Properties of system:rmDestructionRetention
        <propertyDateTimeDefinition>
            <id>system:rmExpirationDate</id>
            <propertyType>datetime</propertyType>
            <cardinality>single</cardinality>
            <required>false</required>
        </propertyDateTimeDefinition>
        <propertyDateTimeDefinition>
            <id>system:rmStartOfRetention</id>
            <propertyType>datetime</propertyType>
            <cardinality>single</cardinality>
            <required>false</required>
        </propertyDateTimeDefinition>
        <propertyDateTimeDefinition>
            <id>system:rmDestructionDate</id>
            <propertyType>datetime</propertyType>
            <cardinality>single</cardinality>
            <required>false</required>
        </propertyDateTimeDefinition>

There are two ways to set an object under retention:

  1. the object can first be imported with an expiration date or
  2. an expiration date can be added to a previously existing object using a metadata update.

Some conditions to the values of these retention properties are if an object has an expiration date, its value must come before the creation date. Also, if the expiration date is null, the start of retention and the destruction date must be null as well.

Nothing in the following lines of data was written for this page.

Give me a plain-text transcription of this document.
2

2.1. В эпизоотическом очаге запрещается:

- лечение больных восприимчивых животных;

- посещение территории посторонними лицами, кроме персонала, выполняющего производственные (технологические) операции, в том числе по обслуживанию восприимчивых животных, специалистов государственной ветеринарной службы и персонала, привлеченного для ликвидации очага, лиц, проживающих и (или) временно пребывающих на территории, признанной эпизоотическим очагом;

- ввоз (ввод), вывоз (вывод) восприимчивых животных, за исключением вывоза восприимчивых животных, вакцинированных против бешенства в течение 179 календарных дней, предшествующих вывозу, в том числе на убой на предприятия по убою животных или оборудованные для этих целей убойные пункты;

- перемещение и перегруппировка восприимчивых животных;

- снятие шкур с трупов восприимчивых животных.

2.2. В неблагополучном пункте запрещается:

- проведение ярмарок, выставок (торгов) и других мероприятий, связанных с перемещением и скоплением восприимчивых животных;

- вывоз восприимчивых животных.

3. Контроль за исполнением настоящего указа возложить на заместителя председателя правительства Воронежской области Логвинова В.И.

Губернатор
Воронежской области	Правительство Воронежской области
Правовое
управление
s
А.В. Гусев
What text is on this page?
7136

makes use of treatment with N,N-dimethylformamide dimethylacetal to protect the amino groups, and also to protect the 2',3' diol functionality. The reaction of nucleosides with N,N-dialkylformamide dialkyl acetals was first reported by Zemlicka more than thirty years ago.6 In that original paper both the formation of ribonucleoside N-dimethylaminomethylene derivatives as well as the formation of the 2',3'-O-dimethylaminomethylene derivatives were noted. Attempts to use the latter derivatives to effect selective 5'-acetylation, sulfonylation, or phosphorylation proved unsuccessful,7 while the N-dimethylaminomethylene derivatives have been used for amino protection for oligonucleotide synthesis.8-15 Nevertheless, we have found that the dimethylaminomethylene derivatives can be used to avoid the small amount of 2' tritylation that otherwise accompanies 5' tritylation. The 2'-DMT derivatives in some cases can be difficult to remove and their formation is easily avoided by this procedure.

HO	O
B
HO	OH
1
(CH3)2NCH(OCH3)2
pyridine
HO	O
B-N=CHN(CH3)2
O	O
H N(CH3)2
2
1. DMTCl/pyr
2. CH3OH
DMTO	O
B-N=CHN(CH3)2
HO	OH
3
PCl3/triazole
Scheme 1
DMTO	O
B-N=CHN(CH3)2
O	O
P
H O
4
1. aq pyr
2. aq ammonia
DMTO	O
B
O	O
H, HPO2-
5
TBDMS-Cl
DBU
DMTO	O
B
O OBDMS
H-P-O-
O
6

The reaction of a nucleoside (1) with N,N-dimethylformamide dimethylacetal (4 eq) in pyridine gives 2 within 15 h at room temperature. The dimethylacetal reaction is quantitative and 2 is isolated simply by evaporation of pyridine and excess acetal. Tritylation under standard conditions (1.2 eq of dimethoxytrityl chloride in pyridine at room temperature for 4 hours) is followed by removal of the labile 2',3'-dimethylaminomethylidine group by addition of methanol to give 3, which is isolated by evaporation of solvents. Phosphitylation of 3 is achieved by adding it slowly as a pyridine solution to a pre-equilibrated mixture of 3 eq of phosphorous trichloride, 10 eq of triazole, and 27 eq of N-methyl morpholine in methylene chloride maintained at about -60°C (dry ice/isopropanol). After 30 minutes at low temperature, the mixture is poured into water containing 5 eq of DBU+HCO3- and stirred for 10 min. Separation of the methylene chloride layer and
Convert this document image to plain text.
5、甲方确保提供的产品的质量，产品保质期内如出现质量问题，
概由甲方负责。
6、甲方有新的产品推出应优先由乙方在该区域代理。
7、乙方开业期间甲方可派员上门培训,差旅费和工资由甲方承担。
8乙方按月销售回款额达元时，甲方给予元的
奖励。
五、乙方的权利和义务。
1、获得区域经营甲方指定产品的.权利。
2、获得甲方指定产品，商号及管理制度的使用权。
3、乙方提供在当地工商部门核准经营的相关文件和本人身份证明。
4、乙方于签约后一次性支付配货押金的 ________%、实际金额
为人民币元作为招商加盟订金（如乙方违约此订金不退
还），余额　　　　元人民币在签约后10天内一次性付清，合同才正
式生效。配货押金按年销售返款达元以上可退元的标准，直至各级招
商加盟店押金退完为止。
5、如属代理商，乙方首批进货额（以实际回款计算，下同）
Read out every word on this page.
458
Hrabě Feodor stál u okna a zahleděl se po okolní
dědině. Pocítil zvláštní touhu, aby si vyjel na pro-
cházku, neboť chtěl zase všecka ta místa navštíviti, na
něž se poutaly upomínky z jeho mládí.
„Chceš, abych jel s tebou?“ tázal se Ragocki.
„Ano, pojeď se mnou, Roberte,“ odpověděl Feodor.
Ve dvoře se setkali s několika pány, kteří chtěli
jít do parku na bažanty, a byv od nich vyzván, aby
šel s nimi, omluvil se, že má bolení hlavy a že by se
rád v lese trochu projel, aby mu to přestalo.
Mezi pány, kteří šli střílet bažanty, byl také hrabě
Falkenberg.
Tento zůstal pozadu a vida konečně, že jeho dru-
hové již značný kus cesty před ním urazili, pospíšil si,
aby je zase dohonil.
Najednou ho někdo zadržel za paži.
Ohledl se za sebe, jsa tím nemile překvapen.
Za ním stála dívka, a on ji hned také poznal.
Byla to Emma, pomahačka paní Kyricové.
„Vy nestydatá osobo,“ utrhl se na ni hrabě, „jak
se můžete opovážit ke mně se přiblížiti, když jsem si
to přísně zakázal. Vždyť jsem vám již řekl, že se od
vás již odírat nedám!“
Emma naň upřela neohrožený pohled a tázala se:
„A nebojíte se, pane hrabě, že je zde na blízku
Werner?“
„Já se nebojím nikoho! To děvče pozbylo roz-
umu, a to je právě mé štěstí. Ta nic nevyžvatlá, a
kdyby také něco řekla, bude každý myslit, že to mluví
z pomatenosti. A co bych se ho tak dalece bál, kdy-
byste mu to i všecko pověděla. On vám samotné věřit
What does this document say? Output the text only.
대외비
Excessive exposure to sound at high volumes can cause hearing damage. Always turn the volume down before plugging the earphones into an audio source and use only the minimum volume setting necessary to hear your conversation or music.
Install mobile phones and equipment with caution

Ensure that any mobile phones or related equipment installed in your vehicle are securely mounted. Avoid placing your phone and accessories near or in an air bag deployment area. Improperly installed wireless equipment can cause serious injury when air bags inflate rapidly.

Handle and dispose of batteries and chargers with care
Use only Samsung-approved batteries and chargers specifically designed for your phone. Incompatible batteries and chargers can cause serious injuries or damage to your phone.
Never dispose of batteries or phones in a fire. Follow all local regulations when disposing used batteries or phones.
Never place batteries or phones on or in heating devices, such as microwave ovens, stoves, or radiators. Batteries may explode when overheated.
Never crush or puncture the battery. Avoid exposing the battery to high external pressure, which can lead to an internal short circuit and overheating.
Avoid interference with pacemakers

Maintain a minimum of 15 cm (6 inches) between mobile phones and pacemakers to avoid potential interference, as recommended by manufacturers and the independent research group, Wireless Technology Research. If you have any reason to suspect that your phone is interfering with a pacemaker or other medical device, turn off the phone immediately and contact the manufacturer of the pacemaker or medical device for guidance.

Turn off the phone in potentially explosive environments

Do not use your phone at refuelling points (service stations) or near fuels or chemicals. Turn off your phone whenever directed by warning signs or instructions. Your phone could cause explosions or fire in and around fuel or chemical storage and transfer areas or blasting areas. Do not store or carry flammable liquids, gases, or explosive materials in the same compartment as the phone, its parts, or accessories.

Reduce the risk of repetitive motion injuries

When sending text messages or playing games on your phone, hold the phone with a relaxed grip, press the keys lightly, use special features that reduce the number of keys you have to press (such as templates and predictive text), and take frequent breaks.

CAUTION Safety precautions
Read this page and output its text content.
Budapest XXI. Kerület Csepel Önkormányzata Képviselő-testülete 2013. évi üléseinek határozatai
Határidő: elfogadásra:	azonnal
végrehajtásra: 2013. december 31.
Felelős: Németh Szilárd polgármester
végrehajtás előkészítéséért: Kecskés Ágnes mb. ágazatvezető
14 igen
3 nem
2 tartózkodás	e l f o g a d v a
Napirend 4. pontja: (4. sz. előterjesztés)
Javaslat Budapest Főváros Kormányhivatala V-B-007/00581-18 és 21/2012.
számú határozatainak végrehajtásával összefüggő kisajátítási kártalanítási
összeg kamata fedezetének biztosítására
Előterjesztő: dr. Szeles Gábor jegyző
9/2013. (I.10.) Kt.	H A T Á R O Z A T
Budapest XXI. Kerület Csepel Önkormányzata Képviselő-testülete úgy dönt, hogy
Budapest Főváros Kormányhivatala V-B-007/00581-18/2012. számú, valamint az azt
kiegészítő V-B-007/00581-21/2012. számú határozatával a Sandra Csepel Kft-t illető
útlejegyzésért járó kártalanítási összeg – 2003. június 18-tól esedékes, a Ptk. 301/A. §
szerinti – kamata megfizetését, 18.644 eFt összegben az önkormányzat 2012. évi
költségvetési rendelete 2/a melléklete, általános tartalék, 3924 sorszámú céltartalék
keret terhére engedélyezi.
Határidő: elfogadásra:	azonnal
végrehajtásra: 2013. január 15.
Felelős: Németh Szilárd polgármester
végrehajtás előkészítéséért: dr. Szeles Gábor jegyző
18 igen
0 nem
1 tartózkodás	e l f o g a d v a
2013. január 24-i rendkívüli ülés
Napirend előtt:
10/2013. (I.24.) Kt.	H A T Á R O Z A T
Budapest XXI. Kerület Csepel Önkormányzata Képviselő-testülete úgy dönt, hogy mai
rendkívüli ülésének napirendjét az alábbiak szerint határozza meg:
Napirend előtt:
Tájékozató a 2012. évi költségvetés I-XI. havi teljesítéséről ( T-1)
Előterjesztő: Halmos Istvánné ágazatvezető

Lastly, if a destruction date is set, it must either equal to or surpass the expiration date.

Effects of Retentions

If an expiration date has been set, it is not possible to change its content or delete the object before its expiration date. The other two properties have no particular uses provided by the system. Also, if an object is under retention, it is still possible to update its metadata; however, the expiration date cannot be removed or replaced by an earlier date.

An object under retention cannot be deleted or changed even by users that have a write or delete permission; retentions are stronger than write or delete permissions.